Arriving back for change over to the road I had a suspicion my period had started, headed straight to the portaloos and yep. I use a moon cup and usually my period just really isn’t an issue, a bit of an annoyance yes but I put the moon cup in and only have to change it every 12 hours or so. But I’d lost it somewhere between the air b&b and the race. Again this shouldn’t have been an issue because I had a spare. Turns out I should have trialed the spare, it was a different brand and I just couldn’t get it to sit right. So I spent what felt like all my rest time over the next three laps trying to sort it with Emma frantically working behind the scenes to source some tampons as an alternative. At a similar time I started to develop a few hot spots and had to spend a lap rest popping a few blisters and re bandaging my feet. These issues really took their tole on sleep time meaning I only got one or two sleeps in over the night laps. While all this was going on I started to feel a niggle in my hip. I attempted to stretch it out during the walks but just couldn’t get my glutes to activate on the left. I’m not sure there were more issues to deal with than the night prior, but with sleep deprivation and exhaustion I just wasn’t able to let go of the problems I could do nothing about, and didn't give time to the hip that I potentially could. I wasn’t sleeping during rests and 3 or 4 times during the last laps I woke up still running but having drifted into the ditches at the side of the road. Things were beginning to fall apart.

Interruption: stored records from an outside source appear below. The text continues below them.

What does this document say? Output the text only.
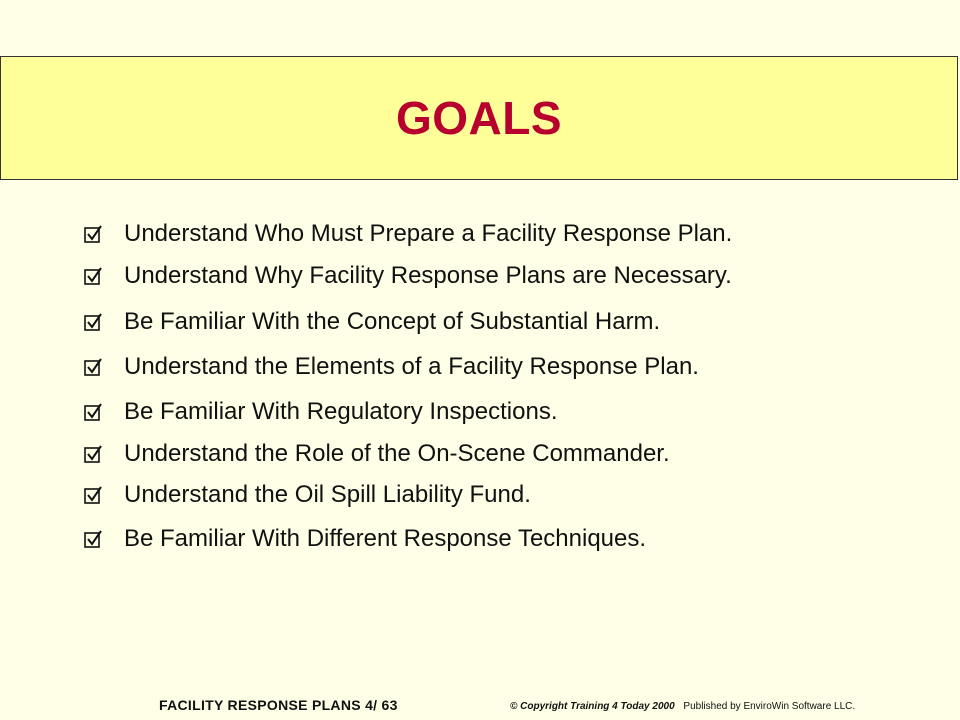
GOALS
Understand Who Must Prepare a Facility Response Plan.
Understand Why Facility Response Plans are Necessary.
Be Familiar With the Concept of Substantial Harm.
Understand the Elements of a Facility Response Plan.
Be Familiar With Regulatory Inspections.
Understand the Role of the On-Scene Commander.
Understand the Oil Spill Liability Fund.
Be Familiar With Different Response Techniques.
FACILITY RESPONSE PLANS 4/ 63	© Copyright Training 4 Today 2000 Published by EnviroWin Software LLC.
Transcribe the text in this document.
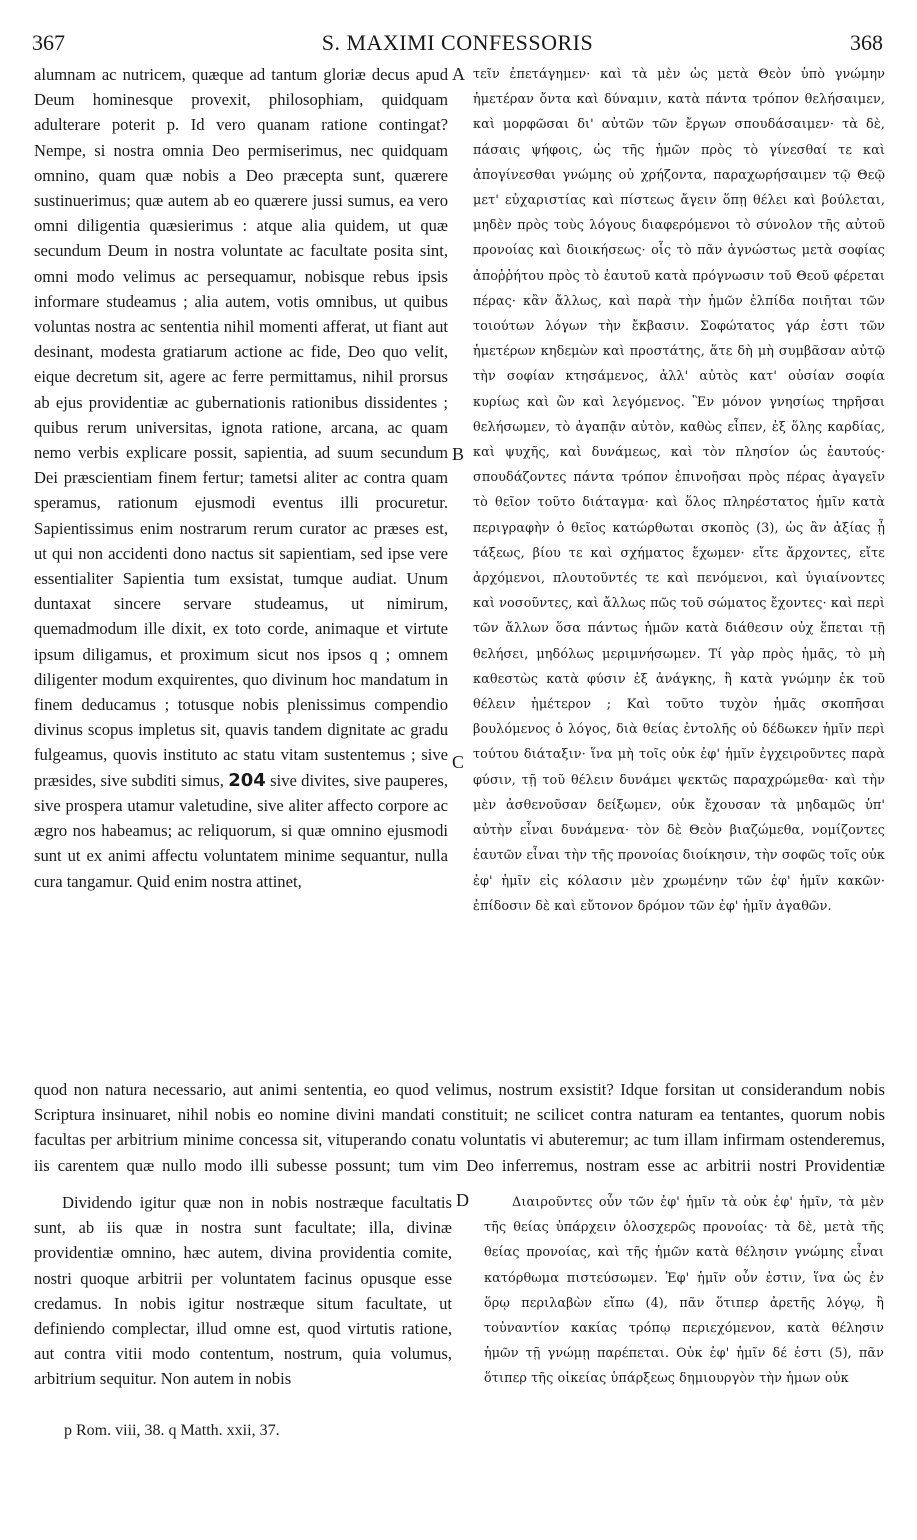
367	S. MAXIMI CONFESSORIS	368

alumnam ac nutricem, quæque ad tantum gloriæ decus apud Deum hominesque provexit, philosophiam, quidquam adulterare poterit p. Id vero quanam ratione contingat? Nempe, si nostra omnia Deo permiserimus, nec quidquam omnino, quam quæ nobis a Deo præcepta sunt, quærere sustinuerimus; quæ autem ab eo quærere jussi sumus, ea vero omni diligentia quæsierimus : atque alia quidem, ut quæ secundum Deum in nostra voluntate ac facultate posita sint, omni modo velimus ac persequamur, nobisque rebus ipsis informare studeamus ; alia autem, votis omnibus, ut quibus voluntas nostra ac sententia nihil momenti afferat, ut fiant aut desinant, modesta gratiarum actione ac fide, Deo quo velit, eique decretum sit, agere ac ferre permittamus, nihil prorsus ab ejus providentiæ ac gubernationis rationibus dissidentes ; quibus rerum universitas, ignota ratione, arcana, ac quam nemo verbis explicare possit, sapientia, ad suum secundum Dei præscientiam finem fertur; tametsi aliter ac contra quam speramus, rationum ejusmodi eventus illi procuretur. Sapientissimus enim nostrarum rerum curator ac præses est, ut qui non accidenti dono nactus sit sapientiam, sed ipse vere essentialiter Sapientia tum exsistat, tumque audiat. Unum duntaxat sincere servare studeamus, ut nimirum, quemadmodum ille dixit, ex toto corde, animaque et virtute ipsum diligamus, et proximum sicut nos ipsos q ; omnem diligenter modum exquirentes, quo divinum hoc mandatum in finem deducamus ; totusque nobis plenissimus compendio divinus scopus impletus sit, quavis tandem dignitate ac gradu fulgeamus, quovis instituto ac statu vitam sustentemus ; sive præsides, sive subditi simus, 204 sive divites, sive pauperes, sive prospera utamur valetudine, sive aliter affecto corpore ac ægro nos habeamus; ac reliquorum, si quæ omnino ejusmodi sunt ut ex animi affectu voluntatem minime sequantur, nulla cura tangamur. Quid enim nostra attinet,

A
B
C
D

τεῖν ἐπετάγημεν· καὶ τὰ μὲν ὡς μετὰ Θεὸν ὑπὸ γνώμην ἡμετέραν ὄντα καὶ δύναμιν, κατὰ πάντα τρόπον θελήσαιμεν, καὶ μορφῶσαι δι' αὐτῶν τῶν ἔργων σπουδάσαιμεν· τὰ δὲ, πάσαις ψήφοις, ὡς τῆς ἡμῶν πρὸς τὸ γίνεσθαί τε καὶ ἀπογίνεσθαι γνώμης οὐ χρήζοντα, παραχωρήσαιμεν τῷ Θεῷ μετ' εὐχαριστίας καὶ πίστεως ἄγειν ὅπῃ θέλει καὶ βούλεται, μηδὲν πρὸς τοὺς λόγους διαφερόμενοι τὸ σύνολον τῆς αὐτοῦ προνοίας καὶ διοικήσεως· οἷς τὸ πᾶν ἀγνώστως μετὰ σοφίας ἀποῤῥήτου πρὸς τὸ ἑαυτοῦ κατὰ πρόγνωσιν τοῦ Θεοῦ φέρεται πέρας· κἂν ἄλλως, καὶ παρὰ τὴν ἡμῶν ἐλπίδα ποιῆται τῶν τοιούτων λόγων τὴν ἔκβασιν. Σοφώτατος γάρ ἐστι τῶν ἡμετέρων κηδεμὼν καὶ προστάτης, ἅτε δὴ μὴ συμβᾶσαν αὐτῷ τὴν σοφίαν κτησάμενος, ἀλλ' αὐτὸς κατ' οὐσίαν σοφία κυρίως καὶ ὢν καὶ λεγόμενος. Ἓν μόνον γνησίως τηρῆσαι θελήσωμεν, τὸ ἀγαπᾷν αὐτὸν, καθὼς εἶπεν, ἐξ ὅλης καρδίας, καὶ ψυχῆς, καὶ δυνάμεως, καὶ τὸν πλησίον ὡς ἑαυτούς· σπουδάζοντες πάντα τρόπον ἐπινοῆσαι πρὸς πέρας ἀγαγεῖν τὸ θεῖον τοῦτο διάταγμα· καὶ ὅλος πληρέστατος ἡμῖν κατὰ περιγραφὴν ὁ θεῖος κατώρθωται σκοπὸς (3), ὡς ἂν ἀξίας ᾖ τάξεως, βίου τε καὶ σχήματος ἔχωμεν· εἴτε ἄρχοντες, εἴτε ἀρχόμενοι, πλουτοῦντές τε καὶ πενόμενοι, καὶ ὑγιαίνοντες καὶ νοσοῦντες, καὶ ἄλλως πῶς τοῦ σώματος ἔχοντες· καὶ περὶ τῶν ἄλλων ὅσα πάντως ἡμῶν κατὰ διάθεσιν οὐχ ἕπεται τῇ θελήσει, μηδόλως μεριμνήσωμεν. Τί γὰρ πρὸς ἡμᾶς, τὸ μὴ καθεστὼς κατὰ φύσιν ἐξ ἀνάγκης, ἢ κατὰ γνώμην ἐκ τοῦ θέλειν ἡμέτερον ; Καὶ τοῦτο τυχὸν ἡμᾶς σκοπῆσαι βουλόμενος ὁ λόγος, διὰ θείας ἐντολῆς οὐ δέδωκεν ἡμῖν περὶ τούτου διάταξιν· ἵνα μὴ τοῖς οὐκ ἐφ' ἡμῖν ἐγχειροῦντες παρὰ φύσιν, τῇ τοῦ θέλειν δυνάμει ψεκτῶς παραχρώμεθα· καὶ τὴν μὲν ἀσθενοῦσαν δείξωμεν, οὐκ ἔχουσαν τὰ μηδαμῶς ὑπ' αὐτὴν εἶναι δυνάμενα· τὸν δὲ Θεὸν βιαζώμεθα, νομίζοντες ἑαυτῶν εἶναι τὴν τῆς προνοίας διοίκησιν, τὴν σοφῶς τοῖς οὐκ ἐφ' ἡμῖν εἰς κόλασιν μὲν χρωμένην τῶν ἐφ' ἡμῖν κακῶν· ἐπίδοσιν δὲ καὶ εὔτονον δρόμον τῶν ἐφ' ἡμῖν ἀγαθῶν.

quod non natura necessario, aut animi sententia, eo quod velimus, nostrum exsistit? Idque forsitan ut considerandum nobis Scriptura insinuaret, nihil nobis eo nomine divini mandati constituit; ne scilicet contra naturam ea tentantes, quorum nobis facultas per arbitrium minime concessa sit, vituperando conatu voluntatis vi abuteremur; ac tum illam infirmam ostenderemus, iis carentem quæ nullo modo illi subesse possunt; tum vim Deo inferremus, nostram esse ac arbitrii nostri Providentiæ

Dividendo igitur quæ non in nobis nostræque facultatis sunt, ab iis quæ in nostra sunt facultate; illa, divinæ providentiæ omnino, hæc autem, divina providentia comite, nostri quoque arbitrii per voluntatem facinus opusque esse credamus. In nobis igitur nostræque situm facultate, ut definiendo complectar, illud omne est, quod virtutis ratione, aut contra vitii modo contentum, nostrum, quia volumus, arbitrium sequitur. Non autem in nobis

Διαιροῦντες οὖν τῶν ἐφ' ἡμῖν τὰ οὐκ ἐφ' ἡμῖν, τὰ μὲν τῆς θείας ὑπάρχειν ὁλοσχερῶς προνοίας· τὰ δὲ, μετὰ τῆς θείας προνοίας, καὶ τῆς ἡμῶν κατὰ θέλησιν γνώμης εἶναι κατόρθωμα πιστεύσωμεν. Ἐφ' ἡμῖν οὖν ἐστιν, ἵνα ὡς ἐν ὅρῳ περιλαβὼν εἴπω (4), πᾶν ὅτιπερ ἀρετῆς λόγῳ, ἢ τοὐναντίον κακίας τρόπῳ περιεχόμενον, κατὰ θέλησιν ἡμῶν τῇ γνώμῃ παρέπεται. Οὐκ ἐφ' ἡμῖν δέ ἐστι (5), πᾶν ὅτιπερ τῆς οἰκείας ὑπάρξεως δημιουργὸν τὴν ἡμων οὐκ

p Rom. viii, 38. q Matth. xxii, 37.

Switching back onto the trail for a third time I was daunted. It had already felt tough to make times on the second day. What was it going to be like now? It was slippy on the ground. I was tired. I took a fall on flatish terrain. Then after throwing myself down the last main decent I ended up headbanging the bushes to come to a stop. No damage sustained I got back up. During the lap I noticed my throat was increasingly dry, swollen and sore. I had no idea what was going on but trialed some salbutalmol and an antihistamine at the end of the lap. It turns out that I had been sipping on sugar for so long without rinsing my mouth out that a yeast infection had taken hold and was starting to make itself known. Ultrarunning is glamorous I know.

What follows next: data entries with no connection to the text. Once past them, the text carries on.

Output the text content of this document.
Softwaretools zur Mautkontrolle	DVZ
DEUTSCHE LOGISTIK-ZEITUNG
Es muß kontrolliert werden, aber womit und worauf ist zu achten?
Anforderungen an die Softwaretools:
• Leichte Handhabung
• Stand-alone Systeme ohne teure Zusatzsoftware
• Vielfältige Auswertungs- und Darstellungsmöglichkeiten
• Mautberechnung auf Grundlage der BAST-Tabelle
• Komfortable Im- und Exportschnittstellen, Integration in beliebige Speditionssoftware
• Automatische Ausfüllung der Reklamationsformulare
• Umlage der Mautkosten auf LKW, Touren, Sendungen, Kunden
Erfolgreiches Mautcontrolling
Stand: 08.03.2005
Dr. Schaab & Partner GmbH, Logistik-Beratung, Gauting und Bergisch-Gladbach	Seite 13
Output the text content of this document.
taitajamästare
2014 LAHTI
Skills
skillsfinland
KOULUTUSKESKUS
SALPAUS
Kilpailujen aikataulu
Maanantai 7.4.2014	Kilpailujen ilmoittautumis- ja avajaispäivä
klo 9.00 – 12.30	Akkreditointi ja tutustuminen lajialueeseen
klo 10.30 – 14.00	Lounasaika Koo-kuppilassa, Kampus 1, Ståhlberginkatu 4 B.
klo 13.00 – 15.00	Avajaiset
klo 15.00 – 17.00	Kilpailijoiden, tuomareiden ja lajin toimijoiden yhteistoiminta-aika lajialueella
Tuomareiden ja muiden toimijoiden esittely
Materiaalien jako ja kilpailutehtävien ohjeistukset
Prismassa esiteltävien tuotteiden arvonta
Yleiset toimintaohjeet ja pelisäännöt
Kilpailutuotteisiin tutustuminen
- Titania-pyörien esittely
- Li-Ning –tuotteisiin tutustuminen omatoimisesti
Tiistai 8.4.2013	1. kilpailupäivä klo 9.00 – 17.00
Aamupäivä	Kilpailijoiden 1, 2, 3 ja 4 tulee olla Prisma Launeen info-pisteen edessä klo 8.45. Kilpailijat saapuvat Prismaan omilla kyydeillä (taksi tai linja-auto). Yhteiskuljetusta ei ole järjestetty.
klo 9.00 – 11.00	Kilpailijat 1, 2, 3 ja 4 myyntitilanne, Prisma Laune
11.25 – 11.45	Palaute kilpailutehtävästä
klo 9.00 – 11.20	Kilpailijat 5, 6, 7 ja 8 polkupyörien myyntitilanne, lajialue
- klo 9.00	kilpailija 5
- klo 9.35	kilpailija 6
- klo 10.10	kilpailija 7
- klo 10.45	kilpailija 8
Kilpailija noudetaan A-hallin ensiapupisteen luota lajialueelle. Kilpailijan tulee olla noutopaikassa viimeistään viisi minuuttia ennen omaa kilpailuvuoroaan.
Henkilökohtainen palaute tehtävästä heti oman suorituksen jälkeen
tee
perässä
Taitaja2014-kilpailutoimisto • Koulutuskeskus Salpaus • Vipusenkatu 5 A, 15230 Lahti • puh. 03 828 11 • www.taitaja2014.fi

Getting back up for the whistle at lap 50 I didn’t feel different. I didn’t feel worse. But as I took my first strides out my legs just went from me. I hobbled around the corner and down the familiar road, limping back up. I checked the clock. 7 minutes. Only a minute slower. I pushed on and managed to find something resembling a normal gait. I pushed on. Slowly up the hill, along the flat, up the hill, then tried to pace it down. I was back to limping.

At Big’s you don’t need a GPS watch to guide your speed, instead I had mental markers around the course of trees, rocks and turns labelled with the minute I should arrive. I got to my ’53 minute tree’. It was nearly at the hour. I was seven minutes behind schedule and I couldn't run downhill. I wasn’t ready to go home. But I also knew that my race was over. I battled with myself that it was worth walking the course in it’s entirely. Tiredness won out. I caved. I turned around and began the slow walk home. It’s a funny thing how that mental surrender effects the body. Stones that I had minutes ago been attempting to run over I was now struggling to descend needing to find hand-holds to help me down. This was no longer just a hip issue, to be honest I couldn’t even feel an issue there anymore and a part of me will always wonder if this niggling pain was just my brains ticket out of a world of generalised pain!

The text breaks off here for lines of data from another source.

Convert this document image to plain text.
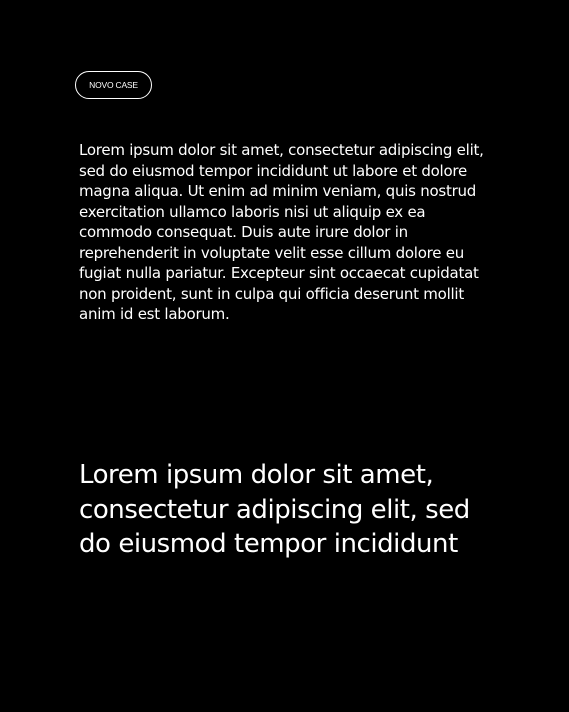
NOVO CASE

Lorem ipsum dolor sit amet, consectetur adipiscing elit, sed do eiusmod tempor incididunt ut labore et dolore magna aliqua. Ut enim ad minim veniam, quis nostrud exercitation ullamco laboris nisi ut aliquip ex ea commodo consequat. Duis aute irure dolor in reprehenderit in voluptate velit esse cillum dolore eu fugiat nulla pariatur. Excepteur sint occaecat cupidatat non proident, sunt in culpa qui officia deserunt mollit anim id est laborum.

Lorem ipsum dolor sit amet, consectetur adipiscing elit, sed do eiusmod tempor incididunt
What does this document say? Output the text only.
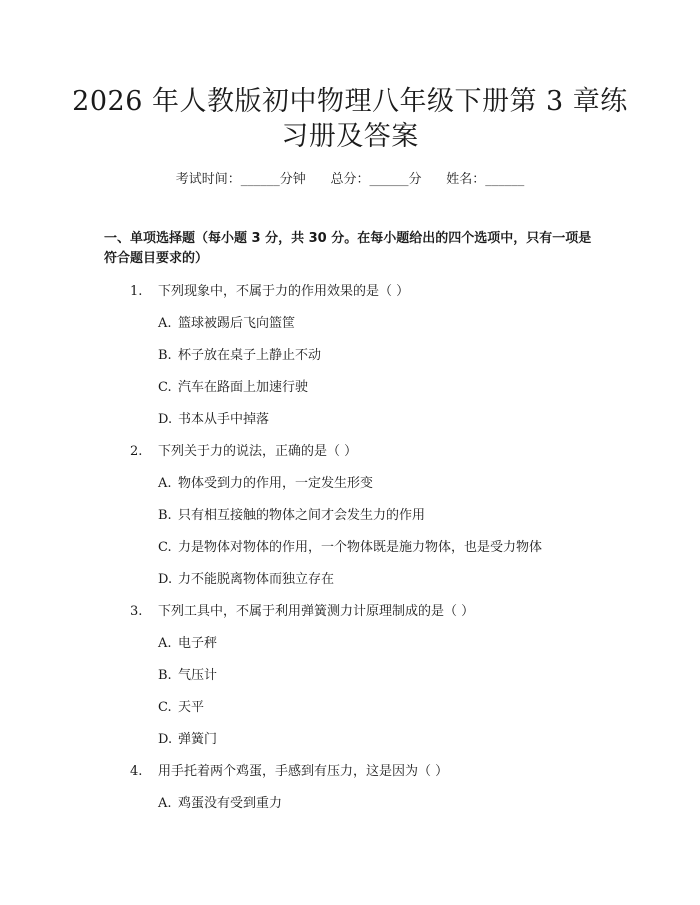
2026 年人教版初中物理八年级下册第 3 章练
习册及答案
考试时间：______分钟      总分：______分      姓名：______
一、单项选择题（每小题 3 分，共 30 分。在每小题给出的四个选项中，只有一项是符合题目要求的）
1. 下列现象中，不属于力的作用效果的是（ ）
A. 篮球被踢后飞向篮筐
B. 杯子放在桌子上静止不动
C. 汽车在路面上加速行驶
D. 书本从手中掉落
2. 下列关于力的说法，正确的是（ ）
A. 物体受到力的作用，一定发生形变
B. 只有相互接触的物体之间才会发生力的作用
C. 力是物体对物体的作用，一个物体既是施力物体，也是受力物体
D. 力不能脱离物体而独立存在
3. 下列工具中，不属于利用弹簧测力计原理制成的是（ ）
A. 电子秤
B. 气压计
C. 天平
D. 弹簧门
4. 用手托着两个鸡蛋，手感到有压力，这是因为（ ）
A. 鸡蛋没有受到重力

I got to the house minutes from the end of the loop. I still wasn’t ready to be back. I looked at my watch, another 15 minutes and the team would be coming past. It seemed like a good enough reason to stay, say goodbye and congratulations. And to tell Maggie that she’d better go and win this thing!

And so my yard came to an end. Gutting. But equally incredible. If you’d told me a year ago after that first painful 100km I would, in a years time run 200 miles in less than 48 hours there is no way I would of believed you.

Thanks to my Whanau (especially mama Wright who had a baptism of fire into the world of ultra) of runners, medics and friends for your support to get here and live this unbelievable dream.